I guess I shouldn't have use the word 'prove' so loosely.  You cetainly can't prove it, but you could argue it.

[Eric James Stone]

You cetainly can't prove it, but you could argue it.

Oh, yes.  I could argue just about anything.

[Firemeboy]

If you wanted to show this mathematically, you could say that the percentage of numbers with a 3 in them can be expressed as 1 - (.9)^n where n equals the number of digits.  When you hit about 42 digits, 99 percent of the numbers have a three in them.

So, if you have 1-(.9)^(infinity), then you would have 1, or one hundred percent.

[Legion]

Yes the percents increase from10% to 19% to 27.1% when you go from 10 numbers to 100 number to 1,000 numbers and it increases again when you go to 10,000 (I am not doing the math to figure that out sorry guys).  But every time it increase the amount it increases get smaller, by the time it reaches the amount it is increasing is going down exponentially.  It starts off with big jumps but will soon get to so small of a jump that it is uncalcuable.  There for you can never really make it to 100%.

[Legion]

If you wanted to show this mathematically, you could say that the percentage of numbers with a 3 in them can be expressed as 1 - (.9)^n where n equals the number of digits.  When you hit about 42 digits, 99 percent of the numbers have a three in them.

So, if you have 1-(.9)^(infinity), then you would have 1, or one hundred percent.

This is very similar math thought that is behind the fact that you can prove 1 is equal to 1 or that 1/3 + 2/3 does not equal 1.  It has a lot to do with rounding errors and generalizing

[The Holy Saint, Grand High Poobah, Master of Monkeys, Ehlers]

you would argue it and lose quite badly.
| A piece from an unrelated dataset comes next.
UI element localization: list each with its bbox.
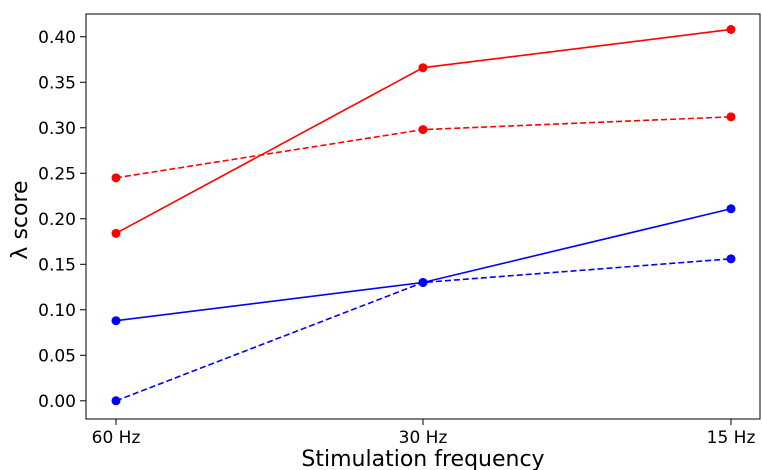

There are several ways to disprove it. The least of which is showing the number 1.

A percentage is an expression of a comparison, a way to show a decimal or a fraction. You can have a decimal following a percentage, so you could have 99.9999 (repeating). You can have 100% if you round, but that's it.

The percentage of 3 in them increases as you increase the number of digits true, but the rate at which it increases DEcreases. Of one-digit number (0-9) 10% have three. Of 2 digit numbers, 19 percent do. Of three digit numbers, it's (i think) 27.1%. so jumping from to 1 to 2 digit numbers, the rate increases by 9%, but only increases by 8.1% when you go from 2 to 3 digit numbers. Thus you can get Ifinitely close to 100%, but you will never actually reach it.

Draw it graphically, it makes a curve, always bending away from 100% as it gets closer.

[Firemeboy]

Actually, .99999999 (ad infinitum) = 1.  With no rounding needed.

[The Holy Saint, Grand High Poobah, Master of Monkeys, Ehlers]

0.9 repeating may be as close to 1 as to make no difference in any real world calculation, but it is *not* actually 1.